Tip
This version is still in development and, while is already very usable, it still might be not as stable and lacks a few features from previous version. If you wish to use legacy version of HueBlocks, click here.

Create beautiful block gradients in a few clicks!
HueBlocks is an online Minecraft block gradients generator.
It's simple: pick colours or blocks you want, set amount of blocks between them, press the Big Black Button et voila!
Additionally, you can:
- Choose Minecraft Java Edition version which blocks you're interested in
- Use palettes to generate gradients using only specific sets of blocks, or even create your own palettes and share them with others via JSON import/export tool
- Filter textures by their facing (for example, if you're building a house wall, you're probably not that interested in blocks that only have a fitting texture on their top side)
- Switch between RGB and OkLAB colourspaces
- and more!
By default, HB comes with blocks from latest stable MCJE (1.21.11 as of Jan '26) and MCJE 1.13.2 (last version to have Programmer's Art by default). If you need some other version, you can either fork a repo and host an instance with your own blocksets (see below), or just DM me and I'll consider adding it here (as long as it is a vanilla Java Edition version available from Mojang Studios servers).
Please note that not every single texture is included! All blocks with fully transparent pixels (i.e. flowers or trapdoors — but not semi-opaque blocks like stained glass), biome-/foliage-affected (such as grass and leaves), and overly-similar looking blocks were scrapped for the sake of better gradient appearance. All of these paramaters, as well as palette presets, are fully configurable on backend side, so you can easily tweak it for your need on your instance.
HueBlocks consists of two parts — a Vue SPA web app (vueblocks) and a Python blocksets data generator (jar2blockset). Just like the legacy version, it has no actual back-end — all textures are downloaded, extracted and processed using Github Actions after every push, and then stored on their servers instead.
For each of these parts, there is a separate README with more details and documentation.

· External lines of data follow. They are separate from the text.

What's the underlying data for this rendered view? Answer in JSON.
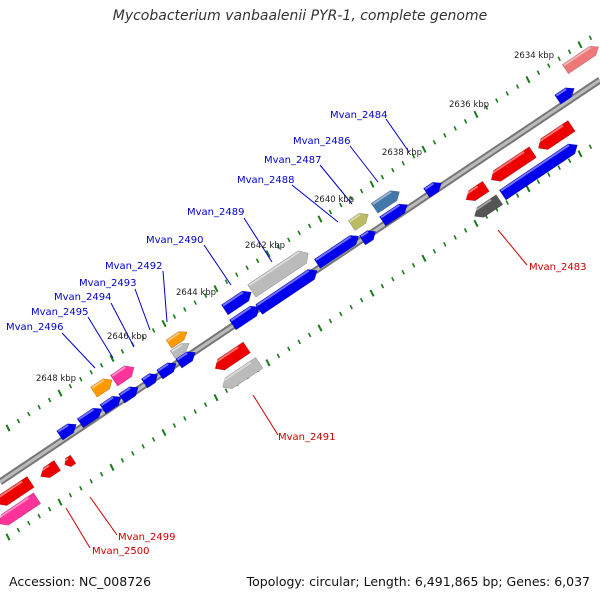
{
  "title": "Mycobacterium vanbaalenii PYR-1, complete genome",
  "footer": {
    "accession": "Accession: NC_008726",
    "summary": "Topology: circular; Length: 6,491,865 bp; Genes: 6,037"
  },
  "colors": {
    "forward_label": "#0000cc",
    "reverse_label": "#cc0000",
    "blue_gene": "#0000ee",
    "red_gene": "#ee0000",
    "pink_gene": "#ff3399",
    "orange_gene": "#ff9900",
    "grey_gene": "#bbbbbb",
    "dark_grey_gene": "#555555",
    "olive_gene": "#bbbb66",
    "steel_gene": "#4477aa",
    "salmon_gene": "#ee7777",
    "tick_color": "#1a7a1a",
    "backbone": "#888888"
  },
  "kbp_labels": [
    "2634 kbp",
    "2636 kbp",
    "2638 kbp",
    "2640 kbp",
    "2642 kbp",
    "2644 kbp",
    "2646 kbp",
    "2648 kbp"
  ],
  "forward_gene_labels": [
    "Mvan_2484",
    "Mvan_2486",
    "Mvan_2487",
    "Mvan_2488",
    "Mvan_2489",
    "Mvan_2490",
    "Mvan_2492",
    "Mvan_2493",
    "Mvan_2494",
    "Mvan_2495",
    "Mvan_2496"
  ],
  "reverse_gene_labels": [
    "Mvan_2483",
    "Mvan_2491",
    "Mvan_2499",
    "Mvan_2500"
  ]
}
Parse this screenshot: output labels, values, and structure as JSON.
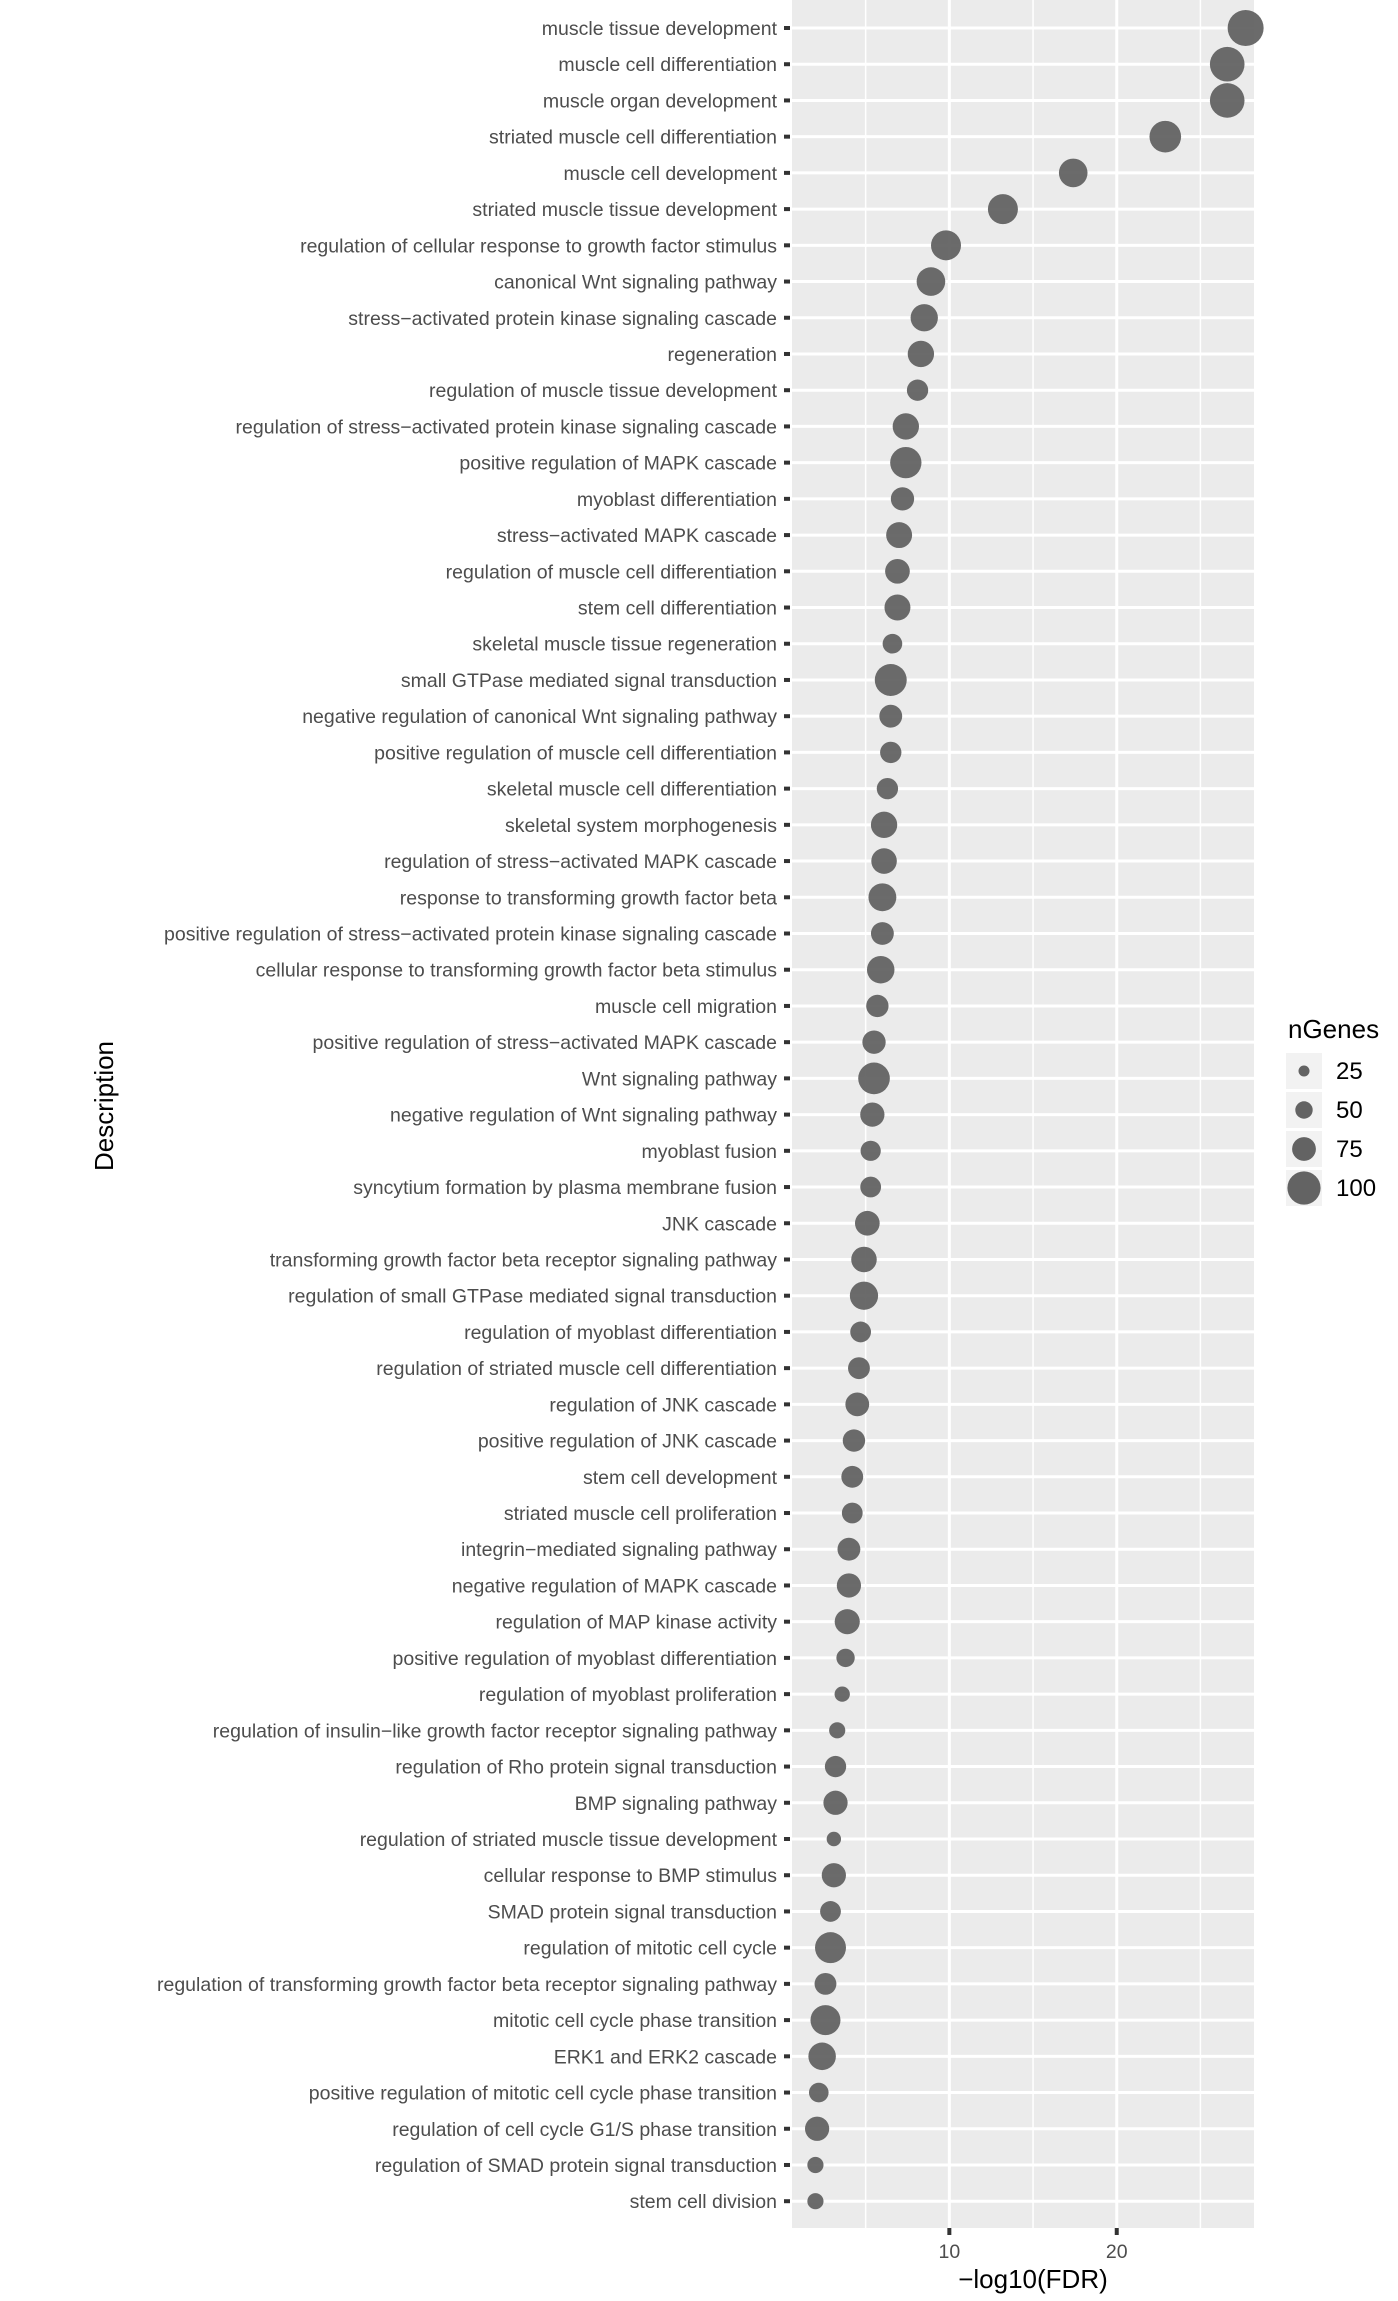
{
  "chart_data": {
    "type": "scatter",
    "subtype": "dot-plot",
    "title": "",
    "xlabel": "−log10(FDR)",
    "ylabel": "Description",
    "xlim": [
      0.6,
      28.2
    ],
    "x_ticks": [
      10,
      20
    ],
    "grid": true,
    "legend": {
      "title": "nGenes",
      "position": "right",
      "entries": [
        {
          "label": "25",
          "value": 25
        },
        {
          "label": "50",
          "value": 50
        },
        {
          "label": "75",
          "value": 75
        },
        {
          "label": "100",
          "value": 100
        }
      ]
    },
    "colors": {
      "point": "#636363",
      "panel": "#ebebeb",
      "grid": "#ffffff",
      "text": "#4d4d4d"
    },
    "points": [
      {
        "description": "muscle tissue development",
        "neg_log10_fdr": 27.7,
        "ngenes": 110
      },
      {
        "description": "muscle cell differentiation",
        "neg_log10_fdr": 26.6,
        "ngenes": 100
      },
      {
        "description": "muscle organ development",
        "neg_log10_fdr": 26.6,
        "ngenes": 100
      },
      {
        "description": "striated muscle cell differentiation",
        "neg_log10_fdr": 22.9,
        "ngenes": 80
      },
      {
        "description": "muscle cell development",
        "neg_log10_fdr": 17.4,
        "ngenes": 62
      },
      {
        "description": "striated muscle tissue development",
        "neg_log10_fdr": 13.2,
        "ngenes": 70
      },
      {
        "description": "regulation of cellular response to growth factor stimulus",
        "neg_log10_fdr": 9.8,
        "ngenes": 70
      },
      {
        "description": "canonical Wnt signaling pathway",
        "neg_log10_fdr": 8.9,
        "ngenes": 62
      },
      {
        "description": "stress−activated protein kinase signaling cascade",
        "neg_log10_fdr": 8.5,
        "ngenes": 55
      },
      {
        "description": "regeneration",
        "neg_log10_fdr": 8.3,
        "ngenes": 50
      },
      {
        "description": "regulation of muscle tissue development",
        "neg_log10_fdr": 8.1,
        "ngenes": 28
      },
      {
        "description": "regulation of stress−activated protein kinase signaling cascade",
        "neg_log10_fdr": 7.4,
        "ngenes": 50
      },
      {
        "description": "positive regulation of MAPK cascade",
        "neg_log10_fdr": 7.4,
        "ngenes": 78
      },
      {
        "description": "myoblast differentiation",
        "neg_log10_fdr": 7.2,
        "ngenes": 36
      },
      {
        "description": "stress−activated MAPK cascade",
        "neg_log10_fdr": 7.0,
        "ngenes": 48
      },
      {
        "description": "regulation of muscle cell differentiation",
        "neg_log10_fdr": 6.9,
        "ngenes": 42
      },
      {
        "description": "stem cell differentiation",
        "neg_log10_fdr": 6.9,
        "ngenes": 48
      },
      {
        "description": "skeletal muscle tissue regeneration",
        "neg_log10_fdr": 6.6,
        "ngenes": 22
      },
      {
        "description": "small GTPase mediated signal transduction",
        "neg_log10_fdr": 6.5,
        "ngenes": 82
      },
      {
        "description": "negative regulation of canonical Wnt signaling pathway",
        "neg_log10_fdr": 6.5,
        "ngenes": 34
      },
      {
        "description": "positive regulation of muscle cell differentiation",
        "neg_log10_fdr": 6.5,
        "ngenes": 28
      },
      {
        "description": "skeletal muscle cell differentiation",
        "neg_log10_fdr": 6.3,
        "ngenes": 28
      },
      {
        "description": "skeletal system morphogenesis",
        "neg_log10_fdr": 6.1,
        "ngenes": 50
      },
      {
        "description": "regulation of stress−activated MAPK cascade",
        "neg_log10_fdr": 6.1,
        "ngenes": 46
      },
      {
        "description": "response to transforming growth factor beta",
        "neg_log10_fdr": 6.0,
        "ngenes": 58
      },
      {
        "description": "positive regulation of stress−activated protein kinase signaling cascade",
        "neg_log10_fdr": 6.0,
        "ngenes": 34
      },
      {
        "description": "cellular response to transforming growth factor beta stimulus",
        "neg_log10_fdr": 5.9,
        "ngenes": 56
      },
      {
        "description": "muscle cell migration",
        "neg_log10_fdr": 5.7,
        "ngenes": 32
      },
      {
        "description": "positive regulation of stress−activated MAPK cascade",
        "neg_log10_fdr": 5.5,
        "ngenes": 36
      },
      {
        "description": "Wnt signaling pathway",
        "neg_log10_fdr": 5.5,
        "ngenes": 80
      },
      {
        "description": "negative regulation of Wnt signaling pathway",
        "neg_log10_fdr": 5.4,
        "ngenes": 40
      },
      {
        "description": "myoblast fusion",
        "neg_log10_fdr": 5.3,
        "ngenes": 24
      },
      {
        "description": "syncytium formation by plasma membrane fusion",
        "neg_log10_fdr": 5.3,
        "ngenes": 26
      },
      {
        "description": "JNK cascade",
        "neg_log10_fdr": 5.1,
        "ngenes": 42
      },
      {
        "description": "transforming growth factor beta receptor signaling pathway",
        "neg_log10_fdr": 4.9,
        "ngenes": 46
      },
      {
        "description": "regulation of small GTPase mediated signal transduction",
        "neg_log10_fdr": 4.9,
        "ngenes": 60
      },
      {
        "description": "regulation of myoblast differentiation",
        "neg_log10_fdr": 4.7,
        "ngenes": 26
      },
      {
        "description": "regulation of striated muscle cell differentiation",
        "neg_log10_fdr": 4.6,
        "ngenes": 30
      },
      {
        "description": "regulation of JNK cascade",
        "neg_log10_fdr": 4.5,
        "ngenes": 38
      },
      {
        "description": "positive regulation of JNK cascade",
        "neg_log10_fdr": 4.3,
        "ngenes": 32
      },
      {
        "description": "stem cell development",
        "neg_log10_fdr": 4.2,
        "ngenes": 30
      },
      {
        "description": "striated muscle cell proliferation",
        "neg_log10_fdr": 4.2,
        "ngenes": 26
      },
      {
        "description": "integrin−mediated signaling pathway",
        "neg_log10_fdr": 4.0,
        "ngenes": 34
      },
      {
        "description": "negative regulation of MAPK cascade",
        "neg_log10_fdr": 4.0,
        "ngenes": 40
      },
      {
        "description": "regulation of MAP kinase activity",
        "neg_log10_fdr": 3.9,
        "ngenes": 44
      },
      {
        "description": "positive regulation of myoblast differentiation",
        "neg_log10_fdr": 3.8,
        "ngenes": 18
      },
      {
        "description": "regulation of myoblast proliferation",
        "neg_log10_fdr": 3.6,
        "ngenes": 10
      },
      {
        "description": "regulation of insulin−like growth factor receptor signaling pathway",
        "neg_log10_fdr": 3.3,
        "ngenes": 12
      },
      {
        "description": "regulation of Rho protein signal transduction",
        "neg_log10_fdr": 3.2,
        "ngenes": 28
      },
      {
        "description": "BMP signaling pathway",
        "neg_log10_fdr": 3.2,
        "ngenes": 40
      },
      {
        "description": "regulation of striated muscle tissue development",
        "neg_log10_fdr": 3.1,
        "ngenes": 8
      },
      {
        "description": "cellular response to BMP stimulus",
        "neg_log10_fdr": 3.1,
        "ngenes": 40
      },
      {
        "description": "SMAD protein signal transduction",
        "neg_log10_fdr": 2.9,
        "ngenes": 26
      },
      {
        "description": "regulation of mitotic cell cycle",
        "neg_log10_fdr": 2.9,
        "ngenes": 76
      },
      {
        "description": "regulation of transforming growth factor beta receptor signaling pathway",
        "neg_log10_fdr": 2.6,
        "ngenes": 30
      },
      {
        "description": "mitotic cell cycle phase transition",
        "neg_log10_fdr": 2.6,
        "ngenes": 70
      },
      {
        "description": "ERK1 and ERK2 cascade",
        "neg_log10_fdr": 2.4,
        "ngenes": 56
      },
      {
        "description": "positive regulation of mitotic cell cycle phase transition",
        "neg_log10_fdr": 2.2,
        "ngenes": 22
      },
      {
        "description": "regulation of cell cycle G1/S phase transition",
        "neg_log10_fdr": 2.1,
        "ngenes": 40
      },
      {
        "description": "regulation of SMAD protein signal transduction",
        "neg_log10_fdr": 2.0,
        "ngenes": 12
      },
      {
        "description": "stem cell division",
        "neg_log10_fdr": 2.0,
        "ngenes": 12
      }
    ]
  }
}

So:
- If you want to create blocksets from your own textures or change generation configs (i.e. to include semi-transparent blocks, use custom palettes or edit textures blacklist) — check this,
- And if you want to mess with web app (it's very modular by design, so, if you know Vue 3, even something as creating a whole new separate mode shouldn't take much time) — check that.
Additionally, if you're interested in color theory behind most of calculations, I highly recommend checking out Gneiss Name channel on YouTube. His videos have greatly helped me refresh my memory on the basics, and also were great introductions to some topics I didn't understand before.
In particular, I recommend watching these episodes as sort of QnA:
- What is OkLAB, and how is it different from (s)RGB?
- What's the purpose of taking sqrt of squares for averaging block colour?
- How exactly is block texture noise calculated?
You can also check the j2bs source code for additional sources, commented right next to the code itself.
All the textures data provided by the Github Pages version are live extracted and processed from client JAR files live downloaded from Mojang's Piston Meta servers API using HTTP calls, and NOT provided in the repository itself. All rights on both the JAR files and the textures belong to Mojang Studios, and used for demonstration purposes only!